The Site Reliability Engineering team is responsible for designing, building, and maintaining the robust infrastructure that applications depend on. The SRE works closely with development teams to guarantee scalability, reliability, and efficiency, enabling exceptional customer experiences and developer focus on feature building.
What This Role Involves:
- Deploying, automating, maintaining, and managing cloud-based and on-prem production systems.
- Understanding architecture and documenting requirements for smooth project delivery.
- Collaborating with security and infrastructure teams to adopt security best practices.
- Ensuring availability, performance, scalability, and security of production systems.
- System troubleshooting and problem-solving.
- Suggesting architecture and process improvements.
- Evaluating new technologies to improve the infrastructure stack.
- Ensuring system security policies are properly remediated.
- Driving and implementing auto-provisioning and scaling using automation tools.

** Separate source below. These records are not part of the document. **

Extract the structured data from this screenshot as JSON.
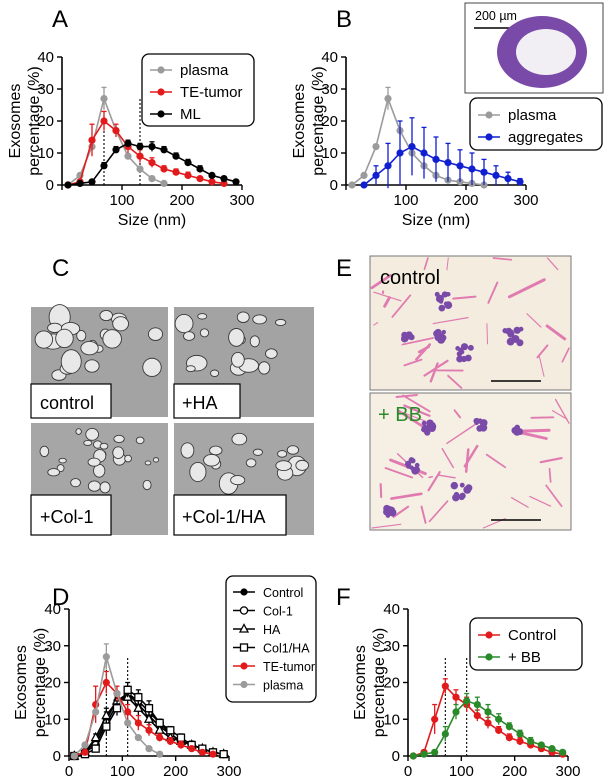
{
  "panel_labels": {
    "A": "A",
    "B": "B",
    "C": "C",
    "D": "D",
    "E": "E",
    "F": "F"
  },
  "inset": {
    "scale_label": "200 µm"
  },
  "micrographs_c": [
    "control",
    "+HA",
    "+Col-1",
    "+Col-1/HA"
  ],
  "micrographs_e": {
    "top": "control",
    "bottom": "+ BB"
  },
  "colors": {
    "plasma": "#9b9b9b",
    "te_tumor": "#e31a1c",
    "ml": "#000000",
    "aggregates": "#1020d0",
    "bb": "#2a8a2a",
    "stain": "#7a4aa8",
    "fiber": "#e07ab0"
  },
  "chart_data": [
    {
      "id": "A",
      "type": "line",
      "title": "",
      "xlabel": "Size (nm)",
      "ylabel": [
        "Exosomes",
        "percentage (%)"
      ],
      "xlim": [
        0,
        300
      ],
      "ylim": [
        0,
        40
      ],
      "xticks": [
        0,
        100,
        200,
        300
      ],
      "xtick_labels": [
        "",
        "100",
        "200",
        "300"
      ],
      "yticks": [
        0,
        10,
        20,
        30,
        40
      ],
      "ytick_labels": [
        "0",
        "10",
        "20",
        "30",
        "40"
      ],
      "reference_lines": [
        70,
        130
      ],
      "series": [
        {
          "name": "plasma",
          "color": "#9b9b9b",
          "marker": "circle",
          "x": [
            10,
            30,
            50,
            70,
            90,
            110,
            130,
            150,
            170
          ],
          "y": [
            0,
            3,
            12,
            27,
            17,
            9,
            5,
            2,
            0.5
          ],
          "err": [
            0,
            0,
            0,
            3.5,
            0,
            0,
            0,
            0,
            0
          ]
        },
        {
          "name": "TE-tumor",
          "color": "#e31a1c",
          "marker": "circle",
          "x": [
            10,
            30,
            50,
            70,
            90,
            110,
            130,
            150,
            170,
            190,
            210,
            230,
            250,
            270
          ],
          "y": [
            0,
            1,
            14,
            20,
            17,
            12,
            9,
            7,
            5,
            4,
            3,
            2,
            1,
            0.5
          ],
          "err": [
            0,
            0,
            5,
            3,
            2,
            2,
            2,
            1.5,
            1,
            1,
            1,
            0.5,
            0.5,
            0.5
          ]
        },
        {
          "name": "ML",
          "color": "#000000",
          "marker": "circle",
          "x": [
            10,
            30,
            50,
            70,
            90,
            110,
            130,
            150,
            170,
            190,
            210,
            230,
            250,
            270,
            290
          ],
          "y": [
            0,
            0.5,
            1,
            6,
            11,
            13,
            12,
            12,
            11,
            9,
            7,
            5,
            3,
            2,
            1
          ],
          "err": [
            0,
            0,
            0,
            1,
            1,
            1,
            1,
            1.5,
            1,
            1,
            1,
            1,
            0.5,
            0.5,
            0.5
          ]
        }
      ],
      "legend": [
        "plasma",
        "TE-tumor",
        "ML"
      ],
      "legend_position": "top-right"
    },
    {
      "id": "B",
      "type": "line",
      "xlabel": "Size (nm)",
      "ylabel": [
        "Exosomes",
        "percentage (%)"
      ],
      "xlim": [
        0,
        300
      ],
      "ylim": [
        0,
        40
      ],
      "xticks": [
        0,
        100,
        200,
        300
      ],
      "xtick_labels": [
        "",
        "100",
        "200",
        "300"
      ],
      "yticks": [
        0,
        10,
        20,
        30,
        40
      ],
      "ytick_labels": [
        "0",
        "10",
        "20",
        "30",
        "40"
      ],
      "series": [
        {
          "name": "plasma",
          "color": "#9b9b9b",
          "marker": "circle",
          "x": [
            10,
            30,
            50,
            70,
            90,
            110,
            130,
            150,
            170,
            190,
            210,
            230
          ],
          "y": [
            0,
            3,
            12,
            27,
            17,
            10,
            6,
            3,
            1.5,
            1,
            0.5,
            0
          ],
          "err": [
            0,
            0,
            0,
            3.5,
            0,
            0,
            0,
            0,
            0,
            0,
            0,
            0
          ]
        },
        {
          "name": "aggregates",
          "color": "#1020d0",
          "marker": "circle",
          "x": [
            30,
            50,
            70,
            90,
            110,
            130,
            150,
            170,
            190,
            210,
            230,
            250,
            270,
            290
          ],
          "y": [
            0,
            3,
            6,
            10,
            12,
            10,
            8,
            7,
            6,
            5,
            4,
            3,
            2,
            1
          ],
          "err": [
            0,
            3,
            7,
            10,
            9,
            8,
            7,
            6,
            5,
            5,
            4,
            3,
            2,
            1
          ]
        }
      ],
      "legend": [
        "plasma",
        "aggregates"
      ],
      "legend_position": "below-right"
    },
    {
      "id": "D",
      "type": "line",
      "xlabel": "Size (nm)",
      "ylabel": [
        "Exosomes",
        "percentage (%)"
      ],
      "xlim": [
        0,
        300
      ],
      "ylim": [
        0,
        40
      ],
      "xticks": [
        0,
        100,
        200,
        300
      ],
      "xtick_labels": [
        "0",
        "100",
        "200",
        "300"
      ],
      "yticks": [
        0,
        10,
        20,
        30,
        40
      ],
      "ytick_labels": [
        "0",
        "10",
        "20",
        "30",
        "40"
      ],
      "reference_lines": [
        70,
        110
      ],
      "series": [
        {
          "name": "Control",
          "color": "#000000",
          "marker": "filled",
          "x": [
            10,
            30,
            50,
            70,
            90,
            110,
            130,
            150,
            170,
            190,
            210,
            230,
            250,
            270,
            290
          ],
          "y": [
            0,
            1,
            4,
            10,
            15,
            17,
            14,
            11,
            8,
            6,
            4,
            3,
            2,
            1,
            0.5
          ],
          "err": [
            0,
            0,
            1,
            2,
            2,
            2,
            2,
            2,
            1,
            1,
            1,
            1,
            0.5,
            0.5,
            0.5
          ]
        },
        {
          "name": "Col-1",
          "color": "#000000",
          "marker": "open-circle",
          "x": [
            10,
            30,
            50,
            70,
            90,
            110,
            130,
            150,
            170,
            190,
            210,
            230,
            250,
            270,
            290
          ],
          "y": [
            0,
            1,
            3,
            9,
            14,
            17,
            15,
            12,
            9,
            6,
            4,
            3,
            2,
            1,
            0.5
          ],
          "err": [
            0,
            0,
            1,
            2,
            2,
            2,
            2,
            2,
            1,
            1,
            1,
            1,
            0.5,
            0.5,
            0.5
          ]
        },
        {
          "name": "HA",
          "color": "#000000",
          "marker": "open-triangle",
          "x": [
            10,
            30,
            50,
            70,
            90,
            110,
            130,
            150,
            170,
            190,
            210,
            230,
            250,
            270,
            290
          ],
          "y": [
            0,
            1,
            5,
            11,
            15,
            16,
            13,
            10,
            7,
            5,
            4,
            3,
            2,
            1,
            0.5
          ],
          "err": [
            0,
            0,
            1,
            2,
            2,
            2,
            2,
            2,
            1,
            1,
            1,
            1,
            0.5,
            0.5,
            0.5
          ]
        },
        {
          "name": "Col1/HA",
          "color": "#000000",
          "marker": "open-square",
          "x": [
            10,
            30,
            50,
            70,
            90,
            110,
            130,
            150,
            170,
            190,
            210,
            230,
            250,
            270,
            290
          ],
          "y": [
            0,
            0.5,
            2,
            8,
            13,
            18,
            16,
            13,
            9,
            7,
            5,
            3,
            2,
            1,
            0.5
          ],
          "err": [
            0,
            0,
            1,
            2,
            2,
            2,
            2,
            2,
            1,
            1,
            1,
            1,
            0.5,
            0.5,
            0.5
          ]
        },
        {
          "name": "TE-tumor",
          "color": "#e31a1c",
          "marker": "filled",
          "x": [
            10,
            30,
            50,
            70,
            90,
            110,
            130,
            150,
            170,
            190,
            210,
            230,
            250,
            270
          ],
          "y": [
            0,
            1,
            14,
            20,
            17,
            12,
            9,
            7,
            5,
            4,
            3,
            2,
            1,
            0.5
          ],
          "err": [
            0,
            0,
            5,
            3,
            2,
            2,
            2,
            1.5,
            1,
            1,
            1,
            0.5,
            0.5,
            0.5
          ]
        },
        {
          "name": "plasma",
          "color": "#9b9b9b",
          "marker": "filled",
          "x": [
            10,
            30,
            50,
            70,
            90,
            110,
            130,
            150,
            170
          ],
          "y": [
            0,
            3,
            12,
            27,
            17,
            9,
            5,
            2,
            0.5
          ],
          "err": [
            0,
            0,
            0,
            3.5,
            0,
            0,
            0,
            0,
            0
          ]
        }
      ],
      "legend": [
        "Control",
        "Col-1",
        "HA",
        "Col1/HA",
        "TE-tumor",
        "plasma"
      ],
      "legend_position": "top-right"
    },
    {
      "id": "F",
      "type": "line",
      "xlabel": "Size (nm)",
      "ylabel": [
        "Exosomes",
        "percentage (%)"
      ],
      "xlim": [
        0,
        300
      ],
      "ylim": [
        0,
        40
      ],
      "xticks": [
        0,
        100,
        200,
        300
      ],
      "xtick_labels": [
        "0",
        "100",
        "200",
        "300"
      ],
      "yticks": [
        0,
        10,
        20,
        30,
        40
      ],
      "ytick_labels": [
        "0",
        "10",
        "20",
        "30",
        "40"
      ],
      "reference_lines": [
        70,
        110
      ],
      "series": [
        {
          "name": "Control",
          "color": "#e31a1c",
          "marker": "circle",
          "x": [
            10,
            30,
            50,
            70,
            90,
            110,
            130,
            150,
            170,
            190,
            210,
            230,
            250,
            270,
            290
          ],
          "y": [
            0,
            1,
            10,
            19,
            16,
            14,
            11,
            9,
            7,
            5,
            4,
            3,
            2,
            1,
            0.5
          ],
          "err": [
            0,
            0,
            4,
            2,
            2,
            2,
            1.5,
            1.5,
            1,
            1,
            1,
            0.5,
            0.5,
            0.5,
            0.5
          ]
        },
        {
          "name": "+ BB",
          "color": "#2a8a2a",
          "marker": "circle",
          "x": [
            10,
            30,
            50,
            70,
            90,
            110,
            130,
            150,
            170,
            190,
            210,
            230,
            250,
            270,
            290
          ],
          "y": [
            0,
            0.5,
            1,
            6,
            12,
            15,
            14,
            12,
            10,
            8,
            6,
            4,
            3,
            2,
            1
          ],
          "err": [
            0,
            0,
            0.5,
            2,
            2,
            2,
            2,
            2,
            1.5,
            1,
            1,
            1,
            0.5,
            0.5,
            0.5
          ]
        }
      ],
      "legend": [
        "Control",
        "+ BB"
      ],
      "legend_position": "right"
    }
  ]
}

- Handling operational tasks such as on-call duties and incident management.
Requirements:
- Minimum of 2 years of professional experience in engineering.
- Bachelor's or Master's degree in a relevant field (Information Technology, Computer Science) or equivalent DevOps experience.
- Proficiency in working with cloud servers, AWS and GCP.
- Experience with cloud-native tools (Kubernetes, Docker, Nginx, OpenTelemetry).
- Proficiency in Linux system management.
- Familiarity with databases and storage solutions (MySQL, Postgres, Redis) is beneficial.
- Interest in engineering management is a plus.